Here's a list of simple tasks potentially suitable for small NNs and later tokenizable for LLMs, inspired by Schmidhuber's "parity" example:

Bitwise/Logical Operations:

Parity: Determine if the number of 1s in a binary sequence is even or odd.

Majority: Determine if more than half of the bits in a binary sequence are 1s.

AND/OR/XOR/NOT: Perform basic logical operations on two binary sequences (As few as two-bit inputs and upwards).

Bit Counting: Count the number of 1s in a binary sequence.

Binary Addition/Subtraction: Add or subtract two binary numbers.

Sequence Manipulation:

Reversal: Reverse the order of elements in a sequence.   (a known capability of large LLMs)

Duplication: Duplicate a given sequence.  (a known capability of large LLMs)

Detect which NN-input position contains a ___ (binary 1, or other number)

Sorting (Simple): Sort a short sequence of numbers or characters in ascending or descending order.  (probably hard for a NN to accomplish, but ...)

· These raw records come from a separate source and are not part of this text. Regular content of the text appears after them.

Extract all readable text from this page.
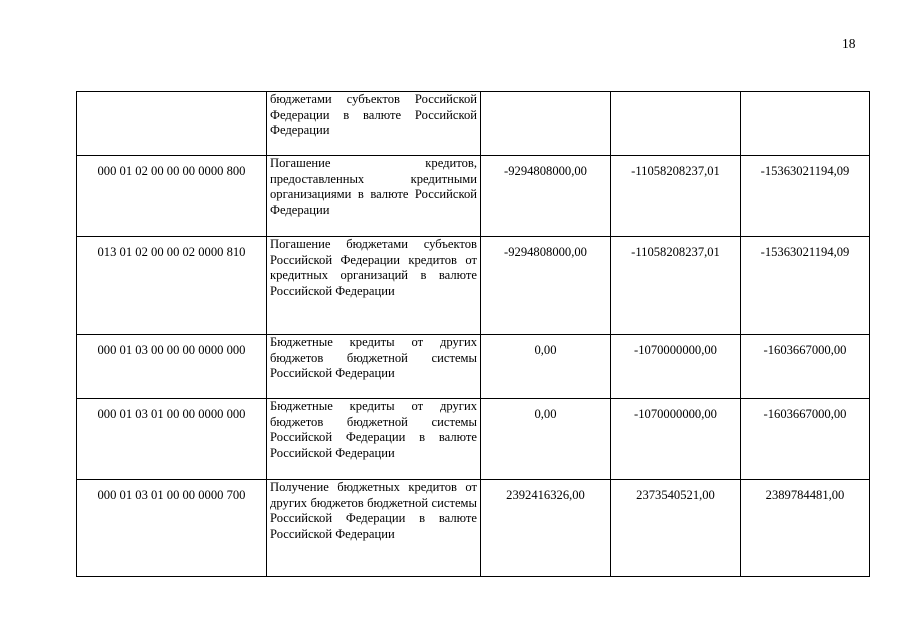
18
	бюджетами субъектов Российской Федерации в валюте Российской Федерации			
000 01 02 00 00 00 0000 800	Погашение кредитов, предоставленных кредитными организациями в валюте Российской Федерации	-9294808000,00	-11058208237,01	-15363021194,09
013 01 02 00 00 02 0000 810	Погашение бюджетами субъектов Российской Федерации кредитов от кредитных организаций в валюте Российской Федерации	-9294808000,00	-11058208237,01	-15363021194,09
000 01 03 00 00 00 0000 000	Бюджетные кредиты от других бюджетов бюджетной системы Российской Федерации	0,00	-1070000000,00	-1603667000,00
000 01 03 01 00 00 0000 000	Бюджетные кредиты от других бюджетов бюджетной системы Российской Федерации в валюте Российской Федерации	0,00	-1070000000,00	-1603667000,00
000 01 03 01 00 00 0000 700	Получение бюджетных кредитов от других бюджетов бюджетной системы Российской Федерации в валюте Российской Федерации	2392416326,00	2373540521,00	2389784481,00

Membership: Determine if a specific element is present in a sequence.

n-gram Detection: Identify specific subsequences (n-grams) within a longer sequence.

Arithmetic and Basic Math:

Addition/Subtraction (small numbers): Add or subtract small integers (and up to large integers).

Comparison (greater than, less than, equal to): Compare two small numbers (and scale up to large integers.

Single Digit Multiplication/Division: Perform these operations on single-digit numbers.

Rounding: Round a number to the nearest integer.

String Manipulation (Tokenized):

Palindrome Detection: Determine if a short string is a palindrome.

Character Counting: Count the occurrences of a specific character in a short string (e.g., How man r's in strawberry).

Anagram Detection (simple cases): Determine if two short strings are anagrams of each other.

Tokenization Strategies:

For binary sequences, direct binary representation can be used. For numerical sequences, each number can be a token. For strings, character-level tokenization or subword tokenization can be employed.

Example: Parity Task Tokenization

Input: 10110

Tokenized Input: [1, 0, 1, 1, 0] or ["1", "0", "1", "1", "0"]

Output: 1 (Odd Parity) or 0 (Even Parity), or even ["Odd"], ["Even"]

Why These Tasks are Suitable:

Simplicity: These tasks (probably) can be learned by relatively small NNs with limited computational resources.

Clear Evaluation: The success or failure is easily measurable.

Tokenizability: They can be readily converted into a tokenized format suitable for LLM/Transformer input.

Gradual Complexity: You can increase the complexity (e.g., longer sequences, larger numbers) to test the limits of the evolving model.

By starting with a small NN and progressively incorporating Transformer components while preserving functionality on these simple tasks, you can gain valuable insights into how the architectural changes affect learning and performance, and potentially discover ways to enhance LLM capabilities in these fundamental areas.